If our goal is to look at things like deep breathing, then by all means LF is a good candidate, but this is a different application (make sure in this case to use at least 2 minutes of data, as otherwise LF cannot be computed correctly).
The way I use the data is normally the following:
rMSSD: more subtle changes in stress, in my case as I am not an athlete, these are often tightly coupled to work stress (example here). I consider HRV useful for day-to-day adjustments and continuous feedback, not much as “fitness marker” or something to optimize in the long term (if you are healthy and have a healthy lifestyle, your baseline is unlikely to change much, and is tightly coupled with genetic factors).
resting heart rate: informative for large stressors (e.g. getting sick), as well as seasonal changes and changes in fitness over periods of many weeks / months. Both rMSSD and resting heart rate can also capture well changes in resting physiology due to the menstrual cycle, which might be relevant for you or your athletes (example here).

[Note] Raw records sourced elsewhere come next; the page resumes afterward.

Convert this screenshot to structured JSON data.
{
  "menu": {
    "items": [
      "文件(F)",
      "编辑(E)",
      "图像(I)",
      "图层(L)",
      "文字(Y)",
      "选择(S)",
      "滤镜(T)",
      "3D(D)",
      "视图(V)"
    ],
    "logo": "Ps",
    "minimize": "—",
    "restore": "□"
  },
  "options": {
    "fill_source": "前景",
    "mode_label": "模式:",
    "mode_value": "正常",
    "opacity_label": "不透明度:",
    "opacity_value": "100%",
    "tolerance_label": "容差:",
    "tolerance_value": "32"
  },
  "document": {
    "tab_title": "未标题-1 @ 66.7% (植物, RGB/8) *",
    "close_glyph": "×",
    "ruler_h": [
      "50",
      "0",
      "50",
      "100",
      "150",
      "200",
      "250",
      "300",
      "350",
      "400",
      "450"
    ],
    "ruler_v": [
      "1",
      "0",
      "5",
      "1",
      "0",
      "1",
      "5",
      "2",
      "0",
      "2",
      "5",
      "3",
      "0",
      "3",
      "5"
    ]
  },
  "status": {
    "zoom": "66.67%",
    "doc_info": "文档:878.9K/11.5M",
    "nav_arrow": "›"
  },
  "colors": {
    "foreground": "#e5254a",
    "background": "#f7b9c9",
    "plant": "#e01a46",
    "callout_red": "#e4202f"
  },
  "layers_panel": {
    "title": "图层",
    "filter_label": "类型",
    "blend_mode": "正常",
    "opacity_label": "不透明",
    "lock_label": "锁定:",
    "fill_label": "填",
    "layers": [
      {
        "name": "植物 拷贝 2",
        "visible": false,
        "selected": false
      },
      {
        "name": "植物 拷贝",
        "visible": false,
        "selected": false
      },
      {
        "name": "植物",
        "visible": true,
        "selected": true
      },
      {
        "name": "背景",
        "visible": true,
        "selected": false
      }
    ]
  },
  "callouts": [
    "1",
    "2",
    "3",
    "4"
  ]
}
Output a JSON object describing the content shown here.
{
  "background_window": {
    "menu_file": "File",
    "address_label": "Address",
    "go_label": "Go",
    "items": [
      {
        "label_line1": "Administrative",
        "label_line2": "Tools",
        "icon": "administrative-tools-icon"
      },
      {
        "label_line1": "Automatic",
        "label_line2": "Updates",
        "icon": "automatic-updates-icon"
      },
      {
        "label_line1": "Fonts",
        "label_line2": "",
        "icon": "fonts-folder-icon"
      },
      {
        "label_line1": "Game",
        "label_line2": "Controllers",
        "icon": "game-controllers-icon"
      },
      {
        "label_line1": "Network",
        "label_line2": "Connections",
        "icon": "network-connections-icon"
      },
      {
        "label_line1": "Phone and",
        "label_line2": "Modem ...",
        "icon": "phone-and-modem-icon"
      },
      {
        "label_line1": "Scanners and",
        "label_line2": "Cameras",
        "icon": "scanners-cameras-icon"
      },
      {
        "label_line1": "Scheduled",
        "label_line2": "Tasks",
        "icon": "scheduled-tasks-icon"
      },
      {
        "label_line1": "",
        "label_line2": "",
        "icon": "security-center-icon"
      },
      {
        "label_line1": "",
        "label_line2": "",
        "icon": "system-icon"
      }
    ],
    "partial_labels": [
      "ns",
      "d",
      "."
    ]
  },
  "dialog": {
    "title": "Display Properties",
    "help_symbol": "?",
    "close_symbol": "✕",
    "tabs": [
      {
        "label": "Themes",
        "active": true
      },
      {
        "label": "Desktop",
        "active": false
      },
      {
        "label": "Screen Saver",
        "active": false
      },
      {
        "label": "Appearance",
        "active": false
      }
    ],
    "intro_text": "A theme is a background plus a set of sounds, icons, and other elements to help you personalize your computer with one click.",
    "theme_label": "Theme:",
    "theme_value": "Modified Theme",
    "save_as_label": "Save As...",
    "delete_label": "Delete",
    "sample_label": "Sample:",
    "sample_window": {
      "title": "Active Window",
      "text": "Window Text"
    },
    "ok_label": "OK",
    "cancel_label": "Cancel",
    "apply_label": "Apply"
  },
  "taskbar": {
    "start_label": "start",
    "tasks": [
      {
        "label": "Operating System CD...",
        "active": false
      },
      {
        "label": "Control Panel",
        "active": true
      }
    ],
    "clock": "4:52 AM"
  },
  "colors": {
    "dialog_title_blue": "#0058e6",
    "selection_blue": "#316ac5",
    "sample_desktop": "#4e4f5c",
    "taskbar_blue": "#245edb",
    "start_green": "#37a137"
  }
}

add training load and subjective feeling for context, and you tend to have a decent overview of what is going on and when it is a good idea to slow down a little to prevent larger setbacks. Needless to say, HRV complements other data points such as external load and subjective feeling. The goal is not to replace them or ignore all other markers, but simply to get closer to the full picture, so that we can aid decision-making and improve health and performance.
I hope this was informative, and thank you for reading!
Marco holds a PhD cum laude in applied machine learning, a M.Sc. cum laude in computer science engineering, and a M.Sc. cum laude in human movement sciences and high-performance coaching.
He has published more than 50 papers and patents at the intersection between physiology, health, technology, and human performance.
He is co-founder of HRV4Training, advisor at Oura, guest lecturer at VU Amsterdam, and editor for IEEE Pervasive Computing Magazine. He loves running.
Twitter: @altini_marco
Thanks a lot for your article! I really learnt a lot. I have one question: When I take the LN of 250, this is 5.5 and not 10. Where are my thoughts going in the wrong direction here? Thanks a lot for your answer!
Awesome Marco! This article answered a lot of questions we had on the subject.